My favorite piece in the collection is “When Foxes Came Calling”, a prose poem inspired by John Woodhouse Audubon’s “Long Red-Tailed Fox”. Her language compliments the painting, crafting a narrative behind the artist’s observation of the fox that includes both wariness and admiration, representing the beauty of the fox in “rusty collars” and “dusk his color”:
He steps among tiger lilies, alert for whoever slips past underfoot, bottlebrush
tail still as a stick. He eavesdrops, suddenly leaps, digs, bounds, pounces, nabs
wind, lands with a look admitting that he was outfoxed by a mouse, mole or vole…

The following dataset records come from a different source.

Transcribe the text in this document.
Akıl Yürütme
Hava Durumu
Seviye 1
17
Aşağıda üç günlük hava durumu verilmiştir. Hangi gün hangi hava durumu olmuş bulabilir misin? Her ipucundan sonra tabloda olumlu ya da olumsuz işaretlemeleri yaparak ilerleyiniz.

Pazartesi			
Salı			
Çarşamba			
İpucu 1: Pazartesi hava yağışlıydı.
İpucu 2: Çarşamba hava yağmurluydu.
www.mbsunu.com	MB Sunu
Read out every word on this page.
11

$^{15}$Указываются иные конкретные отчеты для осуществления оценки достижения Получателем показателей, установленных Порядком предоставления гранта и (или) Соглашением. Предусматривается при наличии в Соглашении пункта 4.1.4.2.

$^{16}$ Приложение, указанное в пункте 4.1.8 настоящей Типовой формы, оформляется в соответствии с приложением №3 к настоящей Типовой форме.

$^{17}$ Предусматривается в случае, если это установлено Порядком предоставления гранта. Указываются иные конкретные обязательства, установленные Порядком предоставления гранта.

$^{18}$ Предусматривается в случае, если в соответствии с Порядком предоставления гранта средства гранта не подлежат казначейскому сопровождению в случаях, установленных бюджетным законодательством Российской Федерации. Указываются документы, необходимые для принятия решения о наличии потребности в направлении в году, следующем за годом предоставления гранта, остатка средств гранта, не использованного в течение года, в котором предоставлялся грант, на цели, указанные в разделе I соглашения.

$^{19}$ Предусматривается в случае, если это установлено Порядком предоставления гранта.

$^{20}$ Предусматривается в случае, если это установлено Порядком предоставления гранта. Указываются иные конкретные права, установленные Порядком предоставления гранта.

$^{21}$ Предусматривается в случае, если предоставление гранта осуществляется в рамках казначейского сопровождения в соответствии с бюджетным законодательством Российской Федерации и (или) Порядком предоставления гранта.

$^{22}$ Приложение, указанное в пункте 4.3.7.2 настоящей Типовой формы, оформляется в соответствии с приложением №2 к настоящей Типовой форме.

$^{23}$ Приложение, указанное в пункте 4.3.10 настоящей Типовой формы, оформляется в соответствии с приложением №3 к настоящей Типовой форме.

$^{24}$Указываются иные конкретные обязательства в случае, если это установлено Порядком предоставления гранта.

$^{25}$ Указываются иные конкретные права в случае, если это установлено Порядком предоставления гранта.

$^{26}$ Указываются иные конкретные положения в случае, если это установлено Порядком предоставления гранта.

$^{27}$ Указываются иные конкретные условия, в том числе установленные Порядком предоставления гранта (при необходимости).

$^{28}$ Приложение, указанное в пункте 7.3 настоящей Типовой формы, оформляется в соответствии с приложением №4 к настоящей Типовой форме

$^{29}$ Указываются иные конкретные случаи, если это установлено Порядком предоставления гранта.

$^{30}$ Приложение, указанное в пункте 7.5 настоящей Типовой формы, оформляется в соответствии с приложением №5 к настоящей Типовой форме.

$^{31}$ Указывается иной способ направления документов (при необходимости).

© Elisavietta Ritchie and Emory (Zoe) Russo
Elisavietta Ritchie’s published books include Babushka’s Beads: A Geography of Genes, New and Selected Poems; Guy Wires; Feathers, Or, Love on the Wing; Cormorant Beyond the Compost; Awaiting Permission to Land; Arc of the Storm; Elegy for the Other Woman; and Tightening The Circle Over Eel Country (winner of the Great Lakes Colleges Association’s “New Writer’s Award for Best First Book of Poetry 1975–76”).
Emory Russo is a student intern at the Loch Raven Review and a junior at the University of Maryland in Baltimore County. Emory has done editing work and written for NewsUp, BrickHouse Books, and the Loch Raven Review.